Tijdens een conferentie in oktober vorig jaar heeft uw organisatie de One Health-benadering herzien, die u de Berlin Principles noemt. Waar gaat deze meer holistische benadering van gezondheid over?
In 2004 organiseerden we een conferentie in New York, waar we gemeenschappen samenbrachten die normaal gesproken niet met elkaar omgaan. Je hebt de hele natuur- en natuurbeschermingsgroep, en je hebt een hele menselijke gezondheids- en medische gemeenschap. Meestal praten we niet met elkaar. Uit die bijeenkomst kwam een reeks van wat op dat moment de Manhattan Principles werden genoemd, die dit concept van One Health introduceerden.

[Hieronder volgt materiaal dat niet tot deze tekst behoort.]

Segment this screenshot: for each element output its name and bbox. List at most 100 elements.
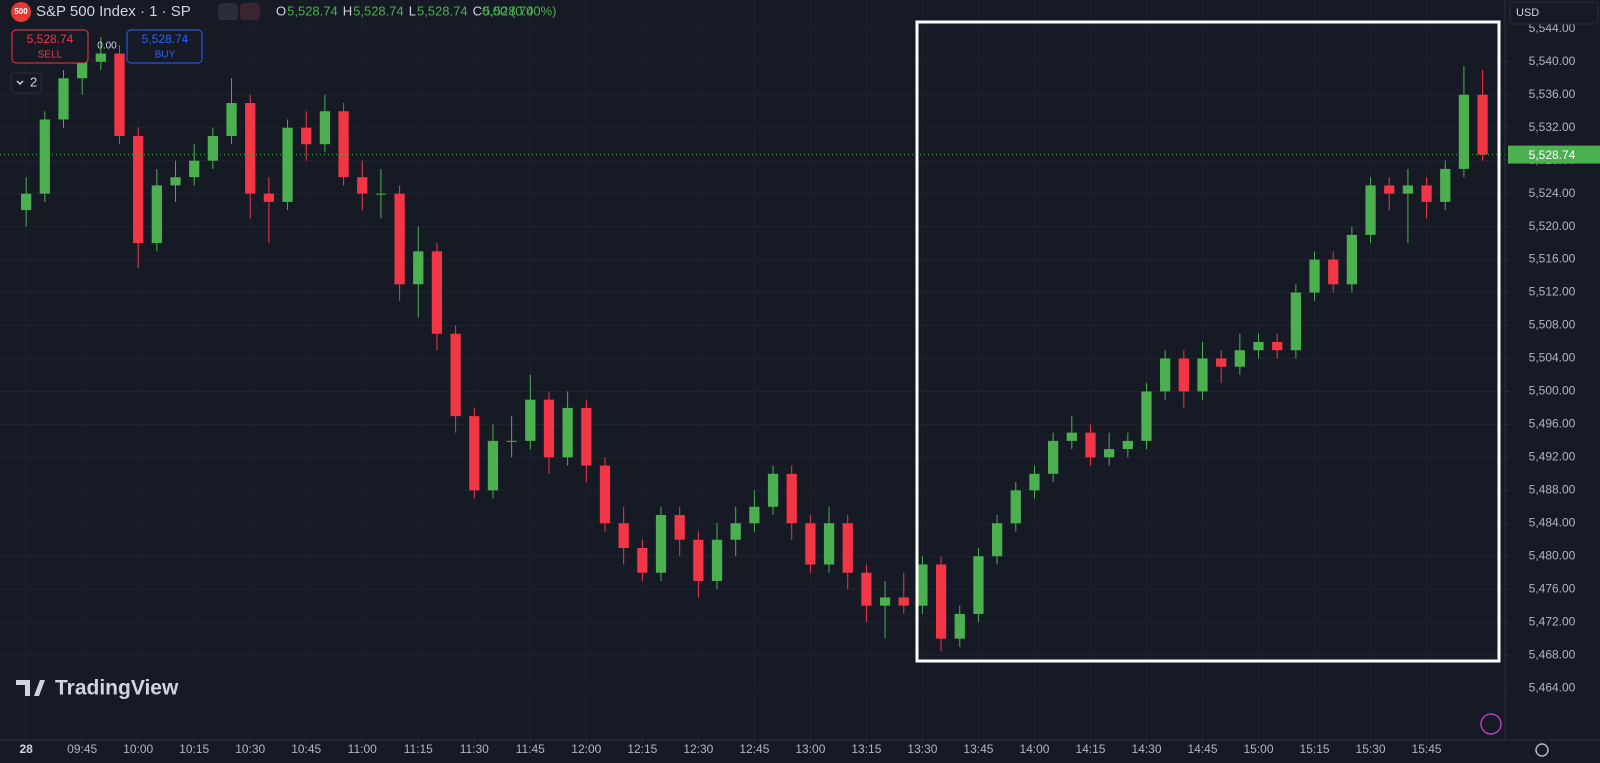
candle-body [1328,259,1339,285]
y-tick-label: 5,524.00 [1529,186,1576,200]
x-tick-label: 15:00 [1244,742,1274,756]
candle-body [1365,185,1376,235]
buy-button[interactable] [126,29,203,64]
candle-body [1402,185,1414,194]
candle-body [1346,234,1358,285]
toggle[interactable] [218,3,238,20]
candle-body [693,539,704,581]
y-tick-label: 5,480.00 [1529,548,1576,562]
candle-body [954,613,965,639]
x-tick-label: 11:45 [516,742,545,756]
candle-body [282,127,293,202]
x-tick-label: 28 [19,742,33,756]
x-tick-label: 14:00 [1019,742,1049,756]
y-tick-label: 5,508.00 [1529,318,1576,332]
candle-body [1458,94,1470,169]
x-tick-label: 13:00 [795,742,825,756]
candles [0,37,1505,652]
x-tick-label: 10:00 [123,742,153,756]
candle-body [189,160,200,178]
indicators-toggle[interactable] [10,72,42,94]
candle-body [207,135,219,161]
y-tick-label: 5,488.00 [1529,482,1576,496]
candle-body [823,523,835,565]
candle-body [114,53,125,136]
candle-body [226,103,237,136]
candle-body [506,440,517,442]
y-tick-label: 5,464.00 [1529,680,1576,694]
y-tick-label: 5,472.00 [1529,614,1576,628]
settings-button[interactable] [1535,743,1549,757]
candle-body [469,416,480,491]
candle-body [1421,185,1432,202]
x-tick-label: 12:15 [627,742,657,756]
currency-button[interactable] [1509,1,1599,25]
y-tick-label: 5,540.00 [1529,54,1576,68]
candle-body [525,399,536,441]
y-tick-label: 5,504.00 [1529,351,1576,365]
candle-body [151,185,162,244]
candle-body [543,399,555,458]
ohlc-value: 5,528.74 [483,3,534,18]
y-tick-label: 5,520.00 [1529,219,1576,233]
x-tick-label: 13:45 [963,742,993,756]
candle-body [170,177,181,186]
candle-body [39,119,50,194]
candle-body [263,193,275,202]
y-tick-label: 5,476.00 [1529,581,1576,595]
logo-text: 500 [14,7,28,16]
y-tick-label: 5,484.00 [1529,515,1576,529]
x-tick-label: 13:15 [851,742,881,756]
y-tick-label: 5,532.00 [1529,120,1576,134]
spark-button[interactable] [1480,713,1502,735]
candle-body [898,597,909,606]
candle-body [487,440,499,491]
candle-body [1234,350,1245,367]
candle-body [58,78,69,120]
y-tick-label: 5,500.00 [1529,384,1576,398]
candle-body [879,597,891,606]
candle-body [1440,168,1451,202]
candle-body [1477,94,1488,155]
candle-body [786,473,797,524]
brand: TradingView [55,677,179,700]
currency: USD [1516,7,1539,19]
candle-body [301,127,312,145]
x-tick-label: 10:30 [235,742,265,756]
toggle[interactable] [240,3,260,20]
change: 0.00 (0.00%) [482,3,556,18]
candle-body [1085,432,1096,458]
x-tick-label: 11:30 [460,742,489,756]
ohlc-key: O [276,3,286,18]
candle-body [1272,341,1283,351]
candle-body [1066,432,1077,441]
candle-body [1122,440,1133,450]
sell-button[interactable] [11,29,89,64]
candle-body [319,111,331,145]
candle-body [1216,358,1227,367]
candle-body [935,564,947,639]
last-price-box [1508,145,1600,164]
candle-body [1384,185,1395,194]
logo[interactable] [11,2,31,22]
candle-body [375,193,387,195]
candle-body [1047,440,1059,474]
indicators-count: 2 [30,74,37,89]
symbol[interactable]: S&P 500 Index · 1 · SP [36,3,191,20]
candle-body [637,547,648,573]
candle-body [133,135,144,244]
x-tick-label: 12:30 [683,742,713,756]
candle-body [1104,449,1115,458]
ohlc-legend: O 5,528.74 H 5,528.74 L 5,528.74 C 5,528.74 [276,3,534,18]
x-tick-label: 12:45 [739,742,769,756]
candle-body [1253,341,1264,351]
candle-body [991,523,1003,557]
candle-body [599,465,611,524]
candle-body [581,407,592,466]
candle-body [1178,358,1189,392]
candle-body [245,103,256,194]
candle-body [450,333,461,417]
y-tick-label: 5,468.00 [1529,647,1576,661]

Het goede nieuws is dat de algemene benadering van het erkennen van de verbanden tussen de menselijke gezondheid, de gezondheid van dieren in het wild, de gezondheid van vee en de gezondheid van ecosystemen, aan kracht wint. We zien dat het steeds meer wordt gebruikt door verschillende groepen, waaronder de Wereldgezondheidsorganisatie.
Maar we vonden het belangrijk om deze principes bij te werken, omdat er in de loop van de tijd zoveel is veranderd, waaronder de VN-doelstellingen voor duurzame ontwikkeling. Dat leidde tot de conferentie die we een jaar geleden in Berlijn hebben gehouden. We brachten meer dan 250 experts uit deze verschillende gemeenschappen samen en daar hebben we de Berlin Principles overgenomen . Het zijn tien kernpraktijken die wij als samenleving moeten omarmen om deze onderlinge verbanden te kunnen herkennen.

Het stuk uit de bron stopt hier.